Job Responsibility
1. Infrastructure as Code (IaC) Automation: Utilize tools like Terraform and Ansible to automate cloud resource provisioning. Implement infrastructure changes as code, ensuring consistency and repeatability.
2. Kubernetes Cluster Management: Deploy and manage Kubernetes clusters for efficient container orchestration and microservices architectures. Optimize cluster performance and ensure high availability.
3. Monitoring, Logging, and Alerting: Implement robust monitoring, logging, and alerting solutions. Proactively identify and address performance bottlenecks and issues.
4. Collaboration with Product and Development Teams: Work closely with product and development teams to troubleshoot and correct errors promptly. Optimize systems to enhance operational efficiency.

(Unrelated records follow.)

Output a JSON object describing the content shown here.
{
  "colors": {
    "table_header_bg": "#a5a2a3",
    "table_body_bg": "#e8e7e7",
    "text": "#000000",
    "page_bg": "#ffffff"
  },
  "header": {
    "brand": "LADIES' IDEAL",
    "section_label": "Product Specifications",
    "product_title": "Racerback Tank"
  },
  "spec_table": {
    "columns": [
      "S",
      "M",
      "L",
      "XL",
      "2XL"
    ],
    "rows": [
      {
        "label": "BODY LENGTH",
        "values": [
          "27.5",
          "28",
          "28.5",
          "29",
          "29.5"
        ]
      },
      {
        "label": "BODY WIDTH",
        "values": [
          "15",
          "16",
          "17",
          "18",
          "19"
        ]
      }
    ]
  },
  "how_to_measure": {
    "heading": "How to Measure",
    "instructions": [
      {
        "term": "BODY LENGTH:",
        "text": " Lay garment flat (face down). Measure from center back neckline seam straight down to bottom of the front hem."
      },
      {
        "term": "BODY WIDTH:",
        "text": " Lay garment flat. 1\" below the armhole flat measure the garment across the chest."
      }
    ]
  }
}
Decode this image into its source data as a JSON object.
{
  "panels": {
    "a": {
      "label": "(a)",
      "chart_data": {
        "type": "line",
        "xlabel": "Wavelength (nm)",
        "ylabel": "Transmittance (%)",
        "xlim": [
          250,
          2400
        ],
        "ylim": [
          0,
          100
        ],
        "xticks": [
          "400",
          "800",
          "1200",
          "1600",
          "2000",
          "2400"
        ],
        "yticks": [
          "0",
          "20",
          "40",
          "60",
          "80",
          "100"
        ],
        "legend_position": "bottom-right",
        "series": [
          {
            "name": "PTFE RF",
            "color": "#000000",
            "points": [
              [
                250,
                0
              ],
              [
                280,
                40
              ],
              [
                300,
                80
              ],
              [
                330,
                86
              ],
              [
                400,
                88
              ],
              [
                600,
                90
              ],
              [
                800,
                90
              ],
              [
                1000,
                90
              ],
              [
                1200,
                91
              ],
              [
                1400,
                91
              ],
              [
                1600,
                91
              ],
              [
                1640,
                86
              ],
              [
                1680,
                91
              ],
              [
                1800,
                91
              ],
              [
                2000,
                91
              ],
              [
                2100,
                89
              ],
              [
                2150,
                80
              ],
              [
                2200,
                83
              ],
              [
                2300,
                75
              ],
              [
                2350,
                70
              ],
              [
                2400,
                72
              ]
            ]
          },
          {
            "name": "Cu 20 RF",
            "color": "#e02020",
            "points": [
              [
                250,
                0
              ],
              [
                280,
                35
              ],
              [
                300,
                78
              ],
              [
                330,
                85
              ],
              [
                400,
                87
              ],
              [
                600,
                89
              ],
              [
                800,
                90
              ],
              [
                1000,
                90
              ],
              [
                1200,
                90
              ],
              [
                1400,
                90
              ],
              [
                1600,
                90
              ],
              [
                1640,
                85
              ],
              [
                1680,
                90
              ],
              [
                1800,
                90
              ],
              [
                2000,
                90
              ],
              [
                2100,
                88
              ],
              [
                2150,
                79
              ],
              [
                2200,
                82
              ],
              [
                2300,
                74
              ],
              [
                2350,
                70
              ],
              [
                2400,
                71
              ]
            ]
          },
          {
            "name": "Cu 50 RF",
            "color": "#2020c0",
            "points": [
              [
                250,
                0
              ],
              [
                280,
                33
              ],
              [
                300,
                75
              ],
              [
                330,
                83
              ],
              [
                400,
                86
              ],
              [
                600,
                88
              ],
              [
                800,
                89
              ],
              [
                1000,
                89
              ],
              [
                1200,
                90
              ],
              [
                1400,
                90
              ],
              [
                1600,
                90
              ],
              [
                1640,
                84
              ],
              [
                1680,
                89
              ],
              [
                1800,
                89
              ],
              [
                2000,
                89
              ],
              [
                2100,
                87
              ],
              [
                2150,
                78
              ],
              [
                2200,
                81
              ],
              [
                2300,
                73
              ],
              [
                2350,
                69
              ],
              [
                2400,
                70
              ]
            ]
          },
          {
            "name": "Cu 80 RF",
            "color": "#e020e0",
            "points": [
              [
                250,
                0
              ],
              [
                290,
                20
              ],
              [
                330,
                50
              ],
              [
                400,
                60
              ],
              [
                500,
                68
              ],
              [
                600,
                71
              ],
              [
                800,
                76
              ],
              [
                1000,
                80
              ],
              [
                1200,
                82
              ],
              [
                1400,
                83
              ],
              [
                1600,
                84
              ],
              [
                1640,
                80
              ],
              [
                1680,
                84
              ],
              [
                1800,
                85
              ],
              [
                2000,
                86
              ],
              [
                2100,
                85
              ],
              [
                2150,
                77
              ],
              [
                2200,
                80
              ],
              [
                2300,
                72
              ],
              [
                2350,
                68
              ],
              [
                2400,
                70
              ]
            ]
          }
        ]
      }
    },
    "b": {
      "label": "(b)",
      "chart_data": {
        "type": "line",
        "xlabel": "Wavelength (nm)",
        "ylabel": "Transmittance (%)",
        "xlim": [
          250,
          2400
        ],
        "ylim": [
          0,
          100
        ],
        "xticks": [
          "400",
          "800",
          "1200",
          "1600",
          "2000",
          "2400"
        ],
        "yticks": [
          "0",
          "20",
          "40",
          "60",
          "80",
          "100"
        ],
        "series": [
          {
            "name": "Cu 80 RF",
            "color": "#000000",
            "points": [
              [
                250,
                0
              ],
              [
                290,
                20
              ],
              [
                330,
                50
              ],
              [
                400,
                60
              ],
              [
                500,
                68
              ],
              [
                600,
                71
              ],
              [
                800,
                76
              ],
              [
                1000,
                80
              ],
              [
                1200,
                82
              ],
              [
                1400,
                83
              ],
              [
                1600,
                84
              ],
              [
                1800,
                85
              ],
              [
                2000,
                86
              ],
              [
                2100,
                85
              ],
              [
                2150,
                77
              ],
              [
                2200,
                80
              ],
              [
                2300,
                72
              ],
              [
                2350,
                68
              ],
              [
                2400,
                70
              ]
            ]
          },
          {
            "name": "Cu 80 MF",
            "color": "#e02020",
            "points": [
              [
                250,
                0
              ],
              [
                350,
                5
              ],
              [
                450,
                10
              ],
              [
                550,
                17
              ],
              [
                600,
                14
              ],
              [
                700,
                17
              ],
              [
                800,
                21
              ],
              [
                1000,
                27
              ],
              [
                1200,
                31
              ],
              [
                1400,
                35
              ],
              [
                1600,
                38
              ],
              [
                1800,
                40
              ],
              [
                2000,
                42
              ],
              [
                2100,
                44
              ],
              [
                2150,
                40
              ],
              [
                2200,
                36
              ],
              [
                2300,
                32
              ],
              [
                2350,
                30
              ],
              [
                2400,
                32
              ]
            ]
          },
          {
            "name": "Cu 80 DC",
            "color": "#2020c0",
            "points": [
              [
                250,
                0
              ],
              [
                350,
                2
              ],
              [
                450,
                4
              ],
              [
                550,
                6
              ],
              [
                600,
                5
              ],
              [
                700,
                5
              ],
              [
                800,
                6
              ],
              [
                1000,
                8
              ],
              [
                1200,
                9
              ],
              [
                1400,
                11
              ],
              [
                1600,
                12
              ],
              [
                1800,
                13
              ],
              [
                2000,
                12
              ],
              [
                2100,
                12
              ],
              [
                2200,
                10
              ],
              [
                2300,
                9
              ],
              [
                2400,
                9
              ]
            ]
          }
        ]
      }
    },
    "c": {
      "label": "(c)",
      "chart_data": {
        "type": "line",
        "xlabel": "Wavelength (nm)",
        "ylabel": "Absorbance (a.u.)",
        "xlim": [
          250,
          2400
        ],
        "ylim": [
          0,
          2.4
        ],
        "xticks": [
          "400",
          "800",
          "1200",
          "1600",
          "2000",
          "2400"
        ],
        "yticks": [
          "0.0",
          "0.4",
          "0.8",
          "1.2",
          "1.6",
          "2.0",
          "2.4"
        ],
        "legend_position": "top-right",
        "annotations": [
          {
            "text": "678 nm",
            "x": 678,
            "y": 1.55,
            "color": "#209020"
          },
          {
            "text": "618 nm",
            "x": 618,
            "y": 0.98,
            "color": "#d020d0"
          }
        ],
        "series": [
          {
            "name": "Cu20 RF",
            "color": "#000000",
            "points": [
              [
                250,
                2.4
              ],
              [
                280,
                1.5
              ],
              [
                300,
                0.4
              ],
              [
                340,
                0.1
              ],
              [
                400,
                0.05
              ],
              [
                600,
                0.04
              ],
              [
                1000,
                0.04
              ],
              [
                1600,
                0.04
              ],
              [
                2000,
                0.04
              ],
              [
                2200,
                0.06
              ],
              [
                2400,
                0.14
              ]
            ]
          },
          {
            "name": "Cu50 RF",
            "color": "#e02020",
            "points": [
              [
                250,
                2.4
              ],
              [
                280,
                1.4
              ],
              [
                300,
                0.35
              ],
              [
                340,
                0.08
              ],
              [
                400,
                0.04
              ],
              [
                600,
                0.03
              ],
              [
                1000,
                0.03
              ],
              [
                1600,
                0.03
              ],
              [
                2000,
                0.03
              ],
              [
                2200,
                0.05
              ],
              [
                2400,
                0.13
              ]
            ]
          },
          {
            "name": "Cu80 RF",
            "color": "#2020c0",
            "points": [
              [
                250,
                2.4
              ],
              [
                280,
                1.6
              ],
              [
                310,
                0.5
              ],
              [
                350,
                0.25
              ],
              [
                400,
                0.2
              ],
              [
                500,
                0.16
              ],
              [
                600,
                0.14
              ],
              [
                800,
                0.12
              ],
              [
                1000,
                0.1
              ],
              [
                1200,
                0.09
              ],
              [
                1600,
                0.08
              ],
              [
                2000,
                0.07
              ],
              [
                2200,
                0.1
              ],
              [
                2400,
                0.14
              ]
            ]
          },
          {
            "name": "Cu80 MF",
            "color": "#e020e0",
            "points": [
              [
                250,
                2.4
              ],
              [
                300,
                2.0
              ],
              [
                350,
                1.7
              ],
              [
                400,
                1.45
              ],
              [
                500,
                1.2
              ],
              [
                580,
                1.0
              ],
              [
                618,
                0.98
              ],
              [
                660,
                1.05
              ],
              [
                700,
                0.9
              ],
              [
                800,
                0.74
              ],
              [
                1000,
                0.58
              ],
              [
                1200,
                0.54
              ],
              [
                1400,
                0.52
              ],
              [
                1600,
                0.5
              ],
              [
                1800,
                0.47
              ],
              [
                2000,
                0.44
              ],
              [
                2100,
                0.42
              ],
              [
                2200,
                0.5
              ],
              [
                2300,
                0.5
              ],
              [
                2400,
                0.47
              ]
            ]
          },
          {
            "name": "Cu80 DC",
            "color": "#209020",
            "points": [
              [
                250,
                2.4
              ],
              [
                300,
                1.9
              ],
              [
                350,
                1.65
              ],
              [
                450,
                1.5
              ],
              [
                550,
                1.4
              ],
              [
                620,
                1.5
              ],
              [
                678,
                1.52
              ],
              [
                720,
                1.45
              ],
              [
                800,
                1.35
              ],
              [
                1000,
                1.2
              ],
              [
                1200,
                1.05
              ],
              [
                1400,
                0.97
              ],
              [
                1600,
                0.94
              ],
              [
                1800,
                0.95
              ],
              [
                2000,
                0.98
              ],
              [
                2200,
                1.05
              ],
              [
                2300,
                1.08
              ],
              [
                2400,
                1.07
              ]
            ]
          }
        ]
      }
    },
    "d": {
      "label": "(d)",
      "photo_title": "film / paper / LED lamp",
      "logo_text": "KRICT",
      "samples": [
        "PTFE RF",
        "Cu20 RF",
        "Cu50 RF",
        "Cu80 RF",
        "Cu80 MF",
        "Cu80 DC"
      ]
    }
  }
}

5. Automation and Standardization: Continuously iterate on operational processes, moving towards automation and standardization. Improve overall service quality by streamlining workflows.
Job Requirements:
- Bachelor's degree in Computer Science, Information Technology, or a related field.
- Minimum 5 years of experience as a DevOps/SRE Engineer, specializing in Kubernetes, Infrastructure as Code, and cloud-native tools.
- Familiarity with the Linux kernel, including practical experience in kernel networking, storage, file systems, memory, scheduler, and cgroup.
- Demonstrated understanding of Kubernetes and containerization technologies, including deploying and managing Kubernetes clusters.
- Senior Kubernetes operation experience, familiarity with Helm, Istio and practical expertise in optimizing high availability and disaster recovery architectures.
- Proficient troubleshooting skills for system layer and network layer performance issues and failures. Have operation experience with open-source software such as Etcd, Zookeeper, Kafka, ELK and Nginx/HAProxy, is preferred.